Motivation: CRISPR/Cas9 technology has been revolutionizing the field of gene editing. Guide RNAs (gRNAs) enable Cas9 proteins to target specific genomic loci for editing. However, editing efficiency varies between gRNAs and so computational methods were developed to predict editing efficiency for any gRNA of interest. High-throughput datasets of Cas9 editing efficiencies were produced to train machine-learning models to predict editing efficiency. However, these high-throughput datasets have a low correlation with functional and endogenous datasets, which are too small to train accurate machine-learning models on. Results: We developed DeepCRISTL, a deep-learning model to predict the editing efficiency in a specific cellular context. DeepCRISTL takes advantage of high-throughput datasets to learn general patterns of gRNA editing efficiency and then fine-tunes the model on functional or endogenous data to fit a specific cellular context. We tested two state-of-the-art models trained on high-throughput datasets for editing efficiency prediction, our newly improved DeepHF and CRISPRon, combined with various transfer-learning approaches.
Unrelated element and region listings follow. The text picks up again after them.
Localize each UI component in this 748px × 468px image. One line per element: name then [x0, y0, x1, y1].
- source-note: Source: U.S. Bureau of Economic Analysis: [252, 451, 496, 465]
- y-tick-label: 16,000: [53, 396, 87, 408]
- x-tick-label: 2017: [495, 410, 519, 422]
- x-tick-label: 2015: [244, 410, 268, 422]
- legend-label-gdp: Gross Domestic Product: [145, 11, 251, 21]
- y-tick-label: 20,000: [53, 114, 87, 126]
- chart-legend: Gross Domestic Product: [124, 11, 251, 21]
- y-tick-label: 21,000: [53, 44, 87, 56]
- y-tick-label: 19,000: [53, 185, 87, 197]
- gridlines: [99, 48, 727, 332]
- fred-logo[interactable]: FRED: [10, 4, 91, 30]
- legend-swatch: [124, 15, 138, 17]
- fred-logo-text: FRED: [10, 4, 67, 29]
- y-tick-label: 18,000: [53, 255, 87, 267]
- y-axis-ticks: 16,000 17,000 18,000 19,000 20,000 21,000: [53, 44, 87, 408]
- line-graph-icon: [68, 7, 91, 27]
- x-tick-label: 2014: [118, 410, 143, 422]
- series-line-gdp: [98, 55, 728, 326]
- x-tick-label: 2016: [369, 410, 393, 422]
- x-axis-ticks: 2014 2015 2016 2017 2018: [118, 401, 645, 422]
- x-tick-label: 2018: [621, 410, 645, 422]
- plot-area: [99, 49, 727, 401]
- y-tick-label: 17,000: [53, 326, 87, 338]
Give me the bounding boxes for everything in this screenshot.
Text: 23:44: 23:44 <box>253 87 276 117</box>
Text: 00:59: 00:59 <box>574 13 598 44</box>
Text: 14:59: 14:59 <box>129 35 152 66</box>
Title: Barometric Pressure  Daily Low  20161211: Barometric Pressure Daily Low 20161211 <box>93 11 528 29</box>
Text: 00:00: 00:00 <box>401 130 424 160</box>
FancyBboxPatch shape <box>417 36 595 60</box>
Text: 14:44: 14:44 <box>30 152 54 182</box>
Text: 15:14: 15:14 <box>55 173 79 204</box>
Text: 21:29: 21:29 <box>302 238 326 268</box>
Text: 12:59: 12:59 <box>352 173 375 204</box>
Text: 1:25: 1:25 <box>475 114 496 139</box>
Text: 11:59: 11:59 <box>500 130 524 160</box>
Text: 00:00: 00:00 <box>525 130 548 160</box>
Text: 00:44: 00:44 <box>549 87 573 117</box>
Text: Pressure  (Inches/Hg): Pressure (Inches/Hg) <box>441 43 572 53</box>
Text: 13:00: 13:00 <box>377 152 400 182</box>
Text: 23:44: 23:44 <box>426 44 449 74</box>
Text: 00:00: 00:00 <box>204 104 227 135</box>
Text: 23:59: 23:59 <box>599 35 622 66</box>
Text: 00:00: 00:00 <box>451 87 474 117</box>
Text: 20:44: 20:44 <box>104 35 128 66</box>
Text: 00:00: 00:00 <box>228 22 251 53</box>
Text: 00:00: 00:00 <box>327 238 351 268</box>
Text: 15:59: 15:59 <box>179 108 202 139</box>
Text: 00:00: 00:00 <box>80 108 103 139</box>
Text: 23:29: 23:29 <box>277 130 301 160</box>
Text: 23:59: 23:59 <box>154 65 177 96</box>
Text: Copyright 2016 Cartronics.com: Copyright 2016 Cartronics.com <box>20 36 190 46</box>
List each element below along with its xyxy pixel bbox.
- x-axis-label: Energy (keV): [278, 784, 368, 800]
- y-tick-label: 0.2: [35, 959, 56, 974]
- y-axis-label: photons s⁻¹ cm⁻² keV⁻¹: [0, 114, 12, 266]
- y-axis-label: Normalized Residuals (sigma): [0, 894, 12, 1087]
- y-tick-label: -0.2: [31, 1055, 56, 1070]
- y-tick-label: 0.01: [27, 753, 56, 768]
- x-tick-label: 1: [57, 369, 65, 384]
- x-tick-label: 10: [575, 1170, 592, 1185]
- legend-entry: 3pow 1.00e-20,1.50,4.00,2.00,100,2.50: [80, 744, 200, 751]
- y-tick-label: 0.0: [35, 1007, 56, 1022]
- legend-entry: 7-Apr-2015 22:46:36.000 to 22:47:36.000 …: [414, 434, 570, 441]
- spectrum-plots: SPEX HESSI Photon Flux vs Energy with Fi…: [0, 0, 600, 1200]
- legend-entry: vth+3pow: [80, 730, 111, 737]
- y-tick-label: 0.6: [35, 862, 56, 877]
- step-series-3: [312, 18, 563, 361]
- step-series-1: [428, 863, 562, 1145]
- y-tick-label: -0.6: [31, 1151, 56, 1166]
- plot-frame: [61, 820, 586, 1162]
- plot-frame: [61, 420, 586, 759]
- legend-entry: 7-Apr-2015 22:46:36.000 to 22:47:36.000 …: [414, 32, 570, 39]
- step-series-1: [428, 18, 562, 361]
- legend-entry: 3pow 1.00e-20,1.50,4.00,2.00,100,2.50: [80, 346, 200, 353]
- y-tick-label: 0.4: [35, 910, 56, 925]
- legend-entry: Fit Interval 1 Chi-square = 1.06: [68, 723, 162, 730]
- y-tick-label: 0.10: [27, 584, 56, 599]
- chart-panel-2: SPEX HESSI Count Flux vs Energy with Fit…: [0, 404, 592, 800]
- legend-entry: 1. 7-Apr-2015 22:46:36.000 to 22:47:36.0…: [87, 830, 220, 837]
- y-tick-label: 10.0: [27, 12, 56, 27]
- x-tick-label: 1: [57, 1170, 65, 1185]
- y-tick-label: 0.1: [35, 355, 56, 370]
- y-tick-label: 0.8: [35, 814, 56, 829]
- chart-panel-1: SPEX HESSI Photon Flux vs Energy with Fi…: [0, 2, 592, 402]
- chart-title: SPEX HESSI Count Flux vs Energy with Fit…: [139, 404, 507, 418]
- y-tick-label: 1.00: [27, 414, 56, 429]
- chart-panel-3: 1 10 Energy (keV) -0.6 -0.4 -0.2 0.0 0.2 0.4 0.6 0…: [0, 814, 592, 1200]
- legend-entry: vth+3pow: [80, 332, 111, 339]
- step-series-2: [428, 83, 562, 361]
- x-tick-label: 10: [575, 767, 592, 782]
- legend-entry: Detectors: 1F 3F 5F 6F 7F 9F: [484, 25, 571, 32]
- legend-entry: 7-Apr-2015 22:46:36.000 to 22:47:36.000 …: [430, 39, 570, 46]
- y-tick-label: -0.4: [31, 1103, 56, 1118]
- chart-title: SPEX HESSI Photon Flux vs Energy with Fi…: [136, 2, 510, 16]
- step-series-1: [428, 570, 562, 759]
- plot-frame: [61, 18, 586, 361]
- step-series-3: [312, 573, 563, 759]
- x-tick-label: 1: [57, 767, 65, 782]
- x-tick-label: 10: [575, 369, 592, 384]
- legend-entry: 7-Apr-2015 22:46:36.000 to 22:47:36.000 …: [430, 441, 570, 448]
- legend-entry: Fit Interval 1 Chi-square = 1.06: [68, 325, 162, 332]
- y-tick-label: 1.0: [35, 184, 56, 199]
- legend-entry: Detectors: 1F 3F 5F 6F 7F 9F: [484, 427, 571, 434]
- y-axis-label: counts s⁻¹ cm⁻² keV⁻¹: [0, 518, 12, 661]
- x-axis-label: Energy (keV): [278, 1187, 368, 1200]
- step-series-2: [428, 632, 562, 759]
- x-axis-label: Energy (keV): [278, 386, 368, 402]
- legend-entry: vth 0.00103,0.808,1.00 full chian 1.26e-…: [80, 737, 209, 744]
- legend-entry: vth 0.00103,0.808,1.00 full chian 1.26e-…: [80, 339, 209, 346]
The combination of CRISPRon and fine-tuning all model weights was the overall best performer. DeepCRISTL outperformed state-of-the-art methods in predicting editing efficiency in a specific cellular context on functional and endogenous datasets. Using saliency maps, we identified and compared the important features learned by DeepCRISTL across cellular contexts. We believe DeepCRISTL will improve prediction performance in many other CRISPR/Cas9 editing contexts by leveraging transfer learning to utilize both high-throughput datasets and smaller and more biologically relevant datasets.